As the start of the new school year neared, teachers in Iran resumed holding successive nationwide protests throughout September.
The teachers’ protests have spread to 40 cities in 20 provinces across the country.
Tehran, Kermanshah, Shiraz, Abadan, Marivan, Saqqez, Bojnourd, Isfahan, Mahshahr, Sari, Kuhdasht, Ilam, Andimeshk, Ashkenan, Zanjan, Massiri, Yazd, Torbat Heydarieh, Shirvan, Behbahan, Sanandaj, Khorramshahr, Khorramabad, Arak, Ahvaz, Lamerd, Yasuj, Izeh, Aligudarz, Nourabad, Shahr-e Babak, Tabriz, Ardabil, Delfan, Bushehr, Kazerun, and Rasht were among the cities where the teachers held their protests outside government buildings.
Repression of teachers in Iran
Teachers in Iran have been protesting for years for their legitimate demands. But the regime’s response, while promising to solve teachers ‘problems, has been to repress peaceful gatherings and the arrest of teachers’ activists.
The Iranian authorities have subjected numerous teacher trade unionists to years of harassment, arbitrary arrest and detention, and lengthy prison sentences following unfair trials.
Esmail Abdi, Mohammad Hossein Sepehri, Hashem Khastar, Nahid Fath’alian, Nosrat Beheshti, Yaghoub Yazdani, Mohammad Reza Ramezanzadeh, Hossein Hassankhani, Mehdi Fathi, Aziz Ghasemzadeh and Zeinab Hamrang are in prison for peacefully exercising their rights some as trade unionists.
In one of the last cases security forces arrested Aziz Ghasemzadeh, the spokesman for the Gilan Teachers’ Trade Association on September 26.
The Telegram channel of the Council for Coordination among Teachers Unions announced that Aziz Ghasemzadeh was “arrested at his home on Sunday afternoon and taken to an unknown location.”
Mehdi Fathi, a trade union activist in Fars province and a history teacher, was violently arrested on September 14 by security forces.
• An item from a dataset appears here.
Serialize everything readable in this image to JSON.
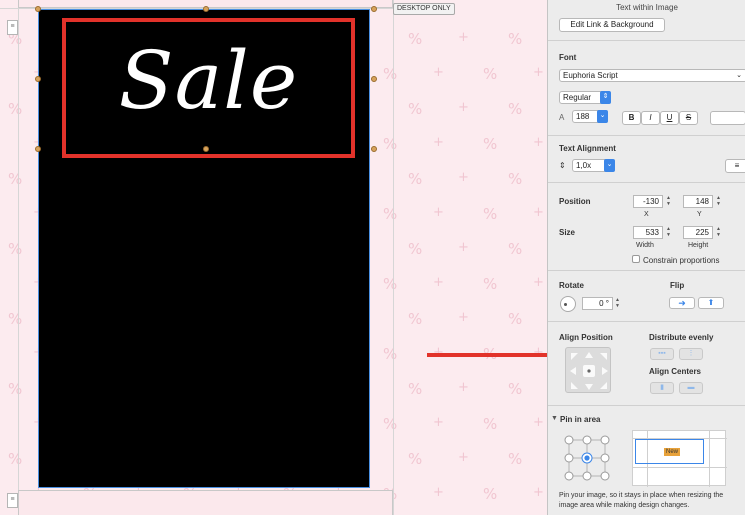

He has only had one brief contact with his family since he was arrested. The imprisoned teacher is denied access to medical treatment despite suffering a heart condition. Mr. Fathi has also been harassed by security forces in recent years for his union activities.
Tehran’s Revolutionary Court summoned Mahboubeh Farahzadi to report by October 2, 2021. Farahzadi is a teachers’ rights activist and a member of the Voice of Iranian Women Association (Neda-ye Zanan-e Iran).